5 Tips to Avoid Burnout in the First Place
Once you’ve recovered, you have to make sure you’re watchful for burnout in the future. Not only is it difficult for you to go through, but it puts your career at risk: If you can’t get yourself to write, you’ll miss deadlines, turn in sub-par work and disappoint your clients. Definitely things you want to avoid, right?
Here are the top tips for protecting yourself from burnout in the future.
1. Schedule breaks.
If you’re facing a long project, make sure you take the time to actually schedule periodic breaks. It can be tempting to push yourself to motor though and finish it all in one fell swoop, but your work and your well-being will suffer.
Pull up your calendar right now (really!) and add in time for breaks. Whether you take them at the times you set or not doesn’t matter as much as actually taking breaks throughout your day. Having them scheduled on your calendar will increase the chances of you actually taking them.
Plus, if you have time blocked on your calendar, you’re less likely to overbook yourself. If a client says, “can you meet at X time on X day?” you can see that you have 0 free time, unless you give up your scheduled break. That allows you to recommend a different time to your client—a time that ensures you’re still taking your breaks.
2. Evaluate each new project to make sure you really can do it.
I know: It’s hard to say no to new projects. Who doesn’t like getting paid? But, at the same time, you have to make sure that you truly have the capacity to take a new project on.
If you’re overloaded and facing tight deadlines, it’s probably not the best time to take on another project. Sometimes you just have to turn work down.
But just because you can’t get to a project in the next week or even two weeks doesn’t necessarily mean you need to turn it down. Let your client know when you do have time to start the project and see if that aligns with their schedule.

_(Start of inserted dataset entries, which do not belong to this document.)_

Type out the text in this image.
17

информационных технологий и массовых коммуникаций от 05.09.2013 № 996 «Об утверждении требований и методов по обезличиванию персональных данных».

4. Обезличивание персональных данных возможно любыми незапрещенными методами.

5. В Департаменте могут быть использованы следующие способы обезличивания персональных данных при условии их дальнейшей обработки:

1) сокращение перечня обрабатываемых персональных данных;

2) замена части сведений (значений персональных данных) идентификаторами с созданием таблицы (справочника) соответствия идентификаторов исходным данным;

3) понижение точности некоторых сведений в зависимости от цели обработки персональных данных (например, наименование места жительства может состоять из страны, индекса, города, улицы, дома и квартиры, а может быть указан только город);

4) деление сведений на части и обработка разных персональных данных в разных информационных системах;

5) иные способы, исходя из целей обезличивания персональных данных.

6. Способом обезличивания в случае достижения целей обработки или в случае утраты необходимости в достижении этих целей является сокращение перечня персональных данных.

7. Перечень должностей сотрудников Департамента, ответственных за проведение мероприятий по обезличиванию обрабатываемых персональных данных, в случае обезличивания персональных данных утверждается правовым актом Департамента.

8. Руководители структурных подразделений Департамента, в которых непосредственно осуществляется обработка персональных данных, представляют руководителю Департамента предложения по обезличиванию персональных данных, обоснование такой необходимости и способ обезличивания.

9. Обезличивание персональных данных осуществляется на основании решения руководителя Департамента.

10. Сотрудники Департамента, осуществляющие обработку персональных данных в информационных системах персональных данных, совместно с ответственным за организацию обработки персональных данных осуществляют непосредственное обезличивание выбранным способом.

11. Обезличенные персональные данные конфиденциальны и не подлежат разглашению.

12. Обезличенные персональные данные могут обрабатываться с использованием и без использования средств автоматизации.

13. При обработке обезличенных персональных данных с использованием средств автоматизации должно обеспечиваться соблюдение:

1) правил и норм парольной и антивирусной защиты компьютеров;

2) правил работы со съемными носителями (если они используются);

Too often, copywriters feel like they have to do every project. Right. This. SECOND! But the truth is, many clients aren’t going to expect you to start a project the same week you discuss it.
3. Build extra time into (almost) every project.

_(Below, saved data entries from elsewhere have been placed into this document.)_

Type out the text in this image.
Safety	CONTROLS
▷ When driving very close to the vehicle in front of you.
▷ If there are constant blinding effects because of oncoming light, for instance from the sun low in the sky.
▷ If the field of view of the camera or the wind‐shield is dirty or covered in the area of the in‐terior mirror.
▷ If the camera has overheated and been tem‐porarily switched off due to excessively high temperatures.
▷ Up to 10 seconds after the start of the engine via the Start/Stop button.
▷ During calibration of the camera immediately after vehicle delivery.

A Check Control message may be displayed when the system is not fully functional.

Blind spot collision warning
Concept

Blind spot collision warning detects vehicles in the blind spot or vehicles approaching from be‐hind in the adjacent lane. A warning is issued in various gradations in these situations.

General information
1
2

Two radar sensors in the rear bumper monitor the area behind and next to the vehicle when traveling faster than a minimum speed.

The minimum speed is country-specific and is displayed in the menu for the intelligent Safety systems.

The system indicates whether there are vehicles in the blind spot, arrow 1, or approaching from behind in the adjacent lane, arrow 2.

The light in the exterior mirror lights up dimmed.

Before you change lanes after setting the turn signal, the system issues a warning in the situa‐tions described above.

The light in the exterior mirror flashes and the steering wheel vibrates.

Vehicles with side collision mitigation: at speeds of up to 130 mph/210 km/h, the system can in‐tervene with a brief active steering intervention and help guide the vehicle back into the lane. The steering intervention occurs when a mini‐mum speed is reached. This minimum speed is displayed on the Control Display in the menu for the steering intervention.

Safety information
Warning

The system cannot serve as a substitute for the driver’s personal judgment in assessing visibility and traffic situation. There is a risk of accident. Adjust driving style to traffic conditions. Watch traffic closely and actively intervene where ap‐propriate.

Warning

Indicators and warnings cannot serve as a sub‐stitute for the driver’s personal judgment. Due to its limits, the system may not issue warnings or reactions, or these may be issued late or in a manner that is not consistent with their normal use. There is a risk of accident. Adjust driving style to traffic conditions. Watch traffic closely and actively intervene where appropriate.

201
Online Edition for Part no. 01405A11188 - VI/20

Honestly, I say “almost” because inevitably there are going to be rush projects you opt to take on (charge accordingly!). But for every other project, you should build in extra time.

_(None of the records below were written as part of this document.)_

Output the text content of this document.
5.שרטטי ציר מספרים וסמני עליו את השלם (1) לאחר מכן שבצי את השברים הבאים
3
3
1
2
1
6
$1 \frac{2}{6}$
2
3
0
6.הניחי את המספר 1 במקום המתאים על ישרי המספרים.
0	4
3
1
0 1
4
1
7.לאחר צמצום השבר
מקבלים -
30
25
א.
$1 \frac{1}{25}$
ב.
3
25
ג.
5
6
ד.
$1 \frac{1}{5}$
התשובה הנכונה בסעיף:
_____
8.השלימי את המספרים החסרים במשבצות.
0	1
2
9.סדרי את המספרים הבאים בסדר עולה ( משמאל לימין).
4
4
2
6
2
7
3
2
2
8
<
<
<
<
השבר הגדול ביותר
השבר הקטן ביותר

This can vary based on the project. For example, if you have a 10-page website that you think will take you a week to write, you may give the client a two-week timeline to give yourself space to draft each page and revisit them with fresh eyes. Plus, it gives you space to juggle other projects on your plate, or extra time just in case life happens.
But say you have a single email that the client wants to be less than 100 words that you think will take you an hour or two to write. It doesn’t mean you need to turn it around within a day.
Build in at least enough time for you to write the email and then sleep on it. Looking at your copy with fresh eyes will allow you to improve any areas you may have missed and ensure you’re delivering the best copy to your clients.
4. Take up a new hobby.
Many copywriters are also creative writers on the side. That’s great, but creative writing isn’t going to offer your brain enough of a respite after a long day of churning out copy.
Pick up a hobby that stretches your brain in a different way: things like painting, learning an instrument or playing a sport give your brain and body a break verbal challenges.
5. Schedule your vacations and other self-care time.
Daily breaks are a must, but so are periods of more prolonged rest and relaxation. Put time on your calendar for a vacation or two (or even a handful of long weekends) right now.
Even if you don’t end up taking those exact days off, the blocks on your calendar will help you plan projects around the vacation if you do decide to take that time off. It’s super helpful so that you don’t get to mid-July and think “I meant to take time off,” but you now have scheduled five projects to deliver in the timeframe you were hoping to get away.